Solved – Best distance measure to use to compare vectors of angles

circular statisticsdistance-functionsmeasurement

Context

I have two sets of data that I want to compare. Each data element in both sets is a vector containing 22 angles (all between $-\pi$ and $\pi$). The angles relate to a given human pose configuration, so a pose is defined by 22 joint angles.

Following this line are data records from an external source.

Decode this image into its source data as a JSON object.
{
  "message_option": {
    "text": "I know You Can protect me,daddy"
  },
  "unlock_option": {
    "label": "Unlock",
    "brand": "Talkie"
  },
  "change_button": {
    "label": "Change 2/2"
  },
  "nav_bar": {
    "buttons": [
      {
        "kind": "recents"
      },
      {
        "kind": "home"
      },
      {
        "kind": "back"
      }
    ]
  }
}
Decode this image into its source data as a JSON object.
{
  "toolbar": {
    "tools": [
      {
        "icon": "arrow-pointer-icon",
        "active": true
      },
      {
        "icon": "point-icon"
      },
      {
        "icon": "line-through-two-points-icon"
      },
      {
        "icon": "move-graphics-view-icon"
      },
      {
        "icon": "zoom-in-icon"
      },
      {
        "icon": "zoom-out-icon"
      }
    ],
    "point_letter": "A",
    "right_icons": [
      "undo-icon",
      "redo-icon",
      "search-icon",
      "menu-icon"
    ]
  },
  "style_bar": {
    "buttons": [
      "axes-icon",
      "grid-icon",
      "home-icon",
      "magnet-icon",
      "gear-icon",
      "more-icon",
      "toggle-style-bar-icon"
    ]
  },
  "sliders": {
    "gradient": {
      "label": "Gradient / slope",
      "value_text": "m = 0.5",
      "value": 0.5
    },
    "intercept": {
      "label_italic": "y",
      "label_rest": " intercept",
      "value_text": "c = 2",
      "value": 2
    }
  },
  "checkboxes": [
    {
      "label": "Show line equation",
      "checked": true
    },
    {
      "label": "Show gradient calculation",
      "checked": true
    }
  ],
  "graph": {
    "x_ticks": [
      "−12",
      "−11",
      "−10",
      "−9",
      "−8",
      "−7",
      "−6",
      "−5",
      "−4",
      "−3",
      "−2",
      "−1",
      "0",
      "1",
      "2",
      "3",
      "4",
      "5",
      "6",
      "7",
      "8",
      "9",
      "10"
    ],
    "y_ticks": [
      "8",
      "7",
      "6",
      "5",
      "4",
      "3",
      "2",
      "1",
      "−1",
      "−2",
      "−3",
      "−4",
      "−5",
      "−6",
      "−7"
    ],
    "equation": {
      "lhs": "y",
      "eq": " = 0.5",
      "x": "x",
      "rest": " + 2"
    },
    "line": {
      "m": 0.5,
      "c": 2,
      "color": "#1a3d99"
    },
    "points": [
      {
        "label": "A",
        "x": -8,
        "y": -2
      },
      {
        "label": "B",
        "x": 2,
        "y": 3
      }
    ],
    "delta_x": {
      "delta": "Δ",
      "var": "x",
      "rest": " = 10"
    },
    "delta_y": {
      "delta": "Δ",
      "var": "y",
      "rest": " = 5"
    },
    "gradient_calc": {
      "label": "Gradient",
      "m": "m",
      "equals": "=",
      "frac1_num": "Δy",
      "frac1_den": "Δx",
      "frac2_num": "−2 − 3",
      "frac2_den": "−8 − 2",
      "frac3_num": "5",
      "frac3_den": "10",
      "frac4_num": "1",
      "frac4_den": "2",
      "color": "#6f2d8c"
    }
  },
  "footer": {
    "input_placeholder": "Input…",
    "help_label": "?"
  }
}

What I am ultimately trying to do is determine the "closeness" of the two sets of data. So for each pose (22D vector) in one set, I want to find its nearest neighbour in the other set, and create a distance plot for each of the closest pairs.

Questions

  • Can I simply use Euclidean distance?
    • To be meaningful, I assume that the distance metric would need to be defined as: $\theta = |\theta_1 – \theta_2| \quad mod \quad \pi$, where $|…|$ is absolute value and mod is modulo. Then using the resulting 22 thetas, I can perform the standard Euclidean distance calculation, $\sqrt{t_1^2 + t_2^2 + \ldots + t_{22}^2}$.
    • Is this correct?
  • Would another distance metric be more useful, such as chi-square, or Bhattacharyya, or some other metric? If so, could you please provide some insight as to why.

Best Answer

you can calculate the covariance matrix for each set and then calculate the Hausdorff distance between the two set using the Mahalanobis distance.

The Mahalanobis distance is a useful way of determining similarity of an unknown sample set to a known one. It differs from Euclidean distance in that it takes into account the correlations of the data set and is scale-invariant.